Bottle with fox head

Moche artist(s)

On view at The Met Fifth Avenue in Gallery 202

This ceramic stirrup-spout bottle in the shape of a fox head dressed in a turban was made by artists of the Moche culture of Peru’s North Coast. The vessel is painted using red and white slip (a suspension of clay and/or other colorants in water). The fox wears a typical Moche turban that extends over the back of his neck and is held on by a band that goes over the top of the head and ties under the chin. The edge of the turban has a repeating, stylized catfish head design. The creature’s face is painted with a broad, vertical white stripe in the center, flanked by two red stripes, emulating the type of face paint seen on ceramic portraits of human warriors.

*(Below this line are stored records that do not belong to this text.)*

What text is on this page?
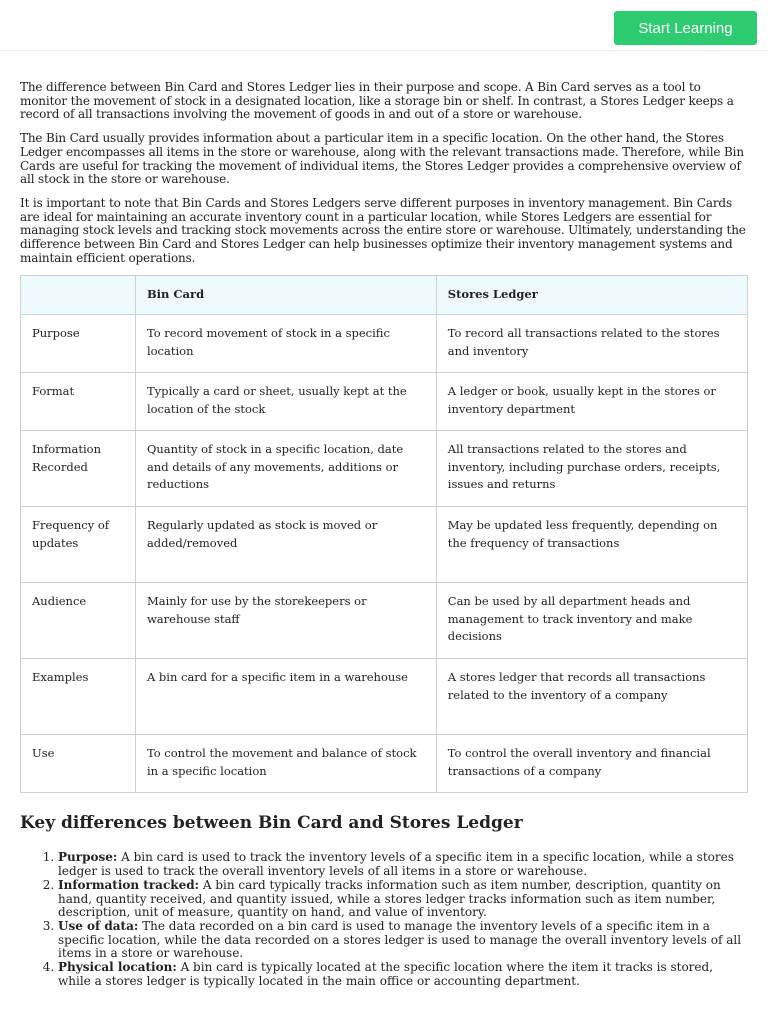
Start Learning

The difference between Bin Card and Stores Ledger lies in their purpose and scope. A Bin Card serves as a tool to monitor the movement of stock in a designated location, like a storage bin or shelf. In contrast, a Stores Ledger keeps a record of all transactions involving the movement of goods in and out of a store or warehouse.

The Bin Card usually provides information about a particular item in a specific location. On the other hand, the Stores Ledger encompasses all items in the store or warehouse, along with the relevant transactions made. Therefore, while Bin Cards are useful for tracking the movement of individual items, the Stores Ledger provides a comprehensive overview of all stock in the store or warehouse.

It is important to note that Bin Cards and Stores Ledgers serve different purposes in inventory management. Bin Cards are ideal for maintaining an accurate inventory count in a particular location, while Stores Ledgers are essential for managing stock levels and tracking stock movements across the entire store or warehouse. Ultimately, understanding the difference between Bin Card and Stores Ledger can help businesses optimize their inventory management systems and maintain efficient operations.

	Bin Card	Stores Ledger
Purpose	To record movement of stock in a specific location	To record all transactions related to the stores and inventory
Format	Typically a card or sheet, usually kept at the location of the stock	A ledger or book, usually kept in the stores or inventory department
Information Recorded	Quantity of stock in a specific location, date and details of any movements, additions or reductions	All transactions related to the stores and inventory, including purchase orders, receipts, issues and returns
Frequency of updates	Regularly updated as stock is moved or added/removed	May be updated less frequently, depending on the frequency of transactions
Audience	Mainly for use by the storekeepers or warehouse staff	Can be used by all department heads and management to track inventory and make decisions
Examples	A bin card for a specific item in a warehouse	A stores ledger that records all transactions related to the inventory of a company
Use	To control the movement and balance of stock in a specific location	To control the overall inventory and financial transactions of a company
Key differences between Bin Card and Stores Ledger
1. Purpose: A bin card is used to track the inventory levels of a specific item in a specific location, while a stores ledger is used to track the overall inventory levels of all items in a store or warehouse.
2. Information tracked: A bin card typically tracks information such as item number, description, quantity on hand, quantity received, and quantity issued, while a stores ledger tracks information such as item number, description, unit of measure, quantity on hand, and value of inventory.
3. Use of data: The data recorded on a bin card is used to manage the inventory levels of a specific item in a specific location, while the data recorded on a stores ledger is used to manage the overall inventory levels of all items in a store or warehouse.
4. Physical location: A bin card is typically located at the specific location where the item it tracks is stored, while a stores ledger is typically located in the main office or accounting department.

Anthropomorphic animals, including fox warriors, are often depicted in Moche ceramics—both modelled and painted (for other examples in the Met’s collection see 82.1.29 and 1983.546.4)—as well as in mural painting (Donnan and McClelland, 1999; Trever, 2017). The significance of this type of representation is unclear but it may illustrate the Moche’s veneration of these animals, who may have been thought to possess have special powers. Foxes hunt and capture small prey, much as warriors would fight and capture prisoners. Foxes also may have been associated with the world of the dead, as they are primarily nocturnal and live in underground burrows.

The stirrup-spout vessel—the shape of the spout recalls the stirrup on a horse's saddle—was a much favored form on Peru's northern coast for about 2,500 years. Although the importance and symbolism of this distinctive shape is still puzzling to scholars, the double-branch/single-spout configuration may have prevented evaporation of liquids, and/or that it was convenient for carrying. Early in the first millennium A.D., the Moche elaborated stirrup-spout bottles into sculptural shapes depicting a wide range of subjects, including human figures, animals, and plants worked with a great deal of naturalism. About 500 years later, bottle chambers became predominantly globular, providing large surfaces for painting complex, often multi-figure, scenes.

The Moche (also known as the Mochicas) flourished on Peru’s North Coast from 200-850 AD, centuries before the rise of the Incas. Over the course of some six centuries, the Moche built thriving regional centers from the Nepeña River Valley in the south to perhaps as far north as the Piura River, near the modern border with Ecuador, developing coastal deserts into rich farmlands and drawing upon the abundant maritime resources of the Pacific Ocean’s Humboldt Current. Although the precise nature of Moche political organization is a subject of debate, these centers shared unifying cultural traits such as religious practices (Donnan, 2010).

Published reference

Sawyer, Alan R. Ancient Peruvian Ceramics: The Nathan Cummings Collection (New York: The Metropolitan Museum of Art, 1966), p. 44.

Wassermann-San Blás, Bruno John. Céramicas del antiguo Perú de la colección Wassermann-San Blás (Buenos Aires: Bruno John Wassermann-San Blás, 1938), p. 99.

References and further reading

Donnan, Christopher B. “Moche State Religion,” in New Perspectives on Moche Political Organization, edited by Jeffrey Quilter and Luis Jaime Castillo (Washington D.C.: Dumbarton Oaks Research Library and Collection, 2010), pp. 47-69.

Donnan, Christopher B. and McClelland, Donna. Moche Fineline Painting: Its Evolution and Its Artists (Los Angeles: Fowler Museum of Cultural History, University of California, 1999).

Trever, Lisa. The Archaeology of Mural Painting at Pañamarca, Peru, with contributions by Jorge Gamboa, Ricardo Toribio, and Ricardo Morales (Washington, DC: Dumbarton Oaks Research Library and Collection, 2017).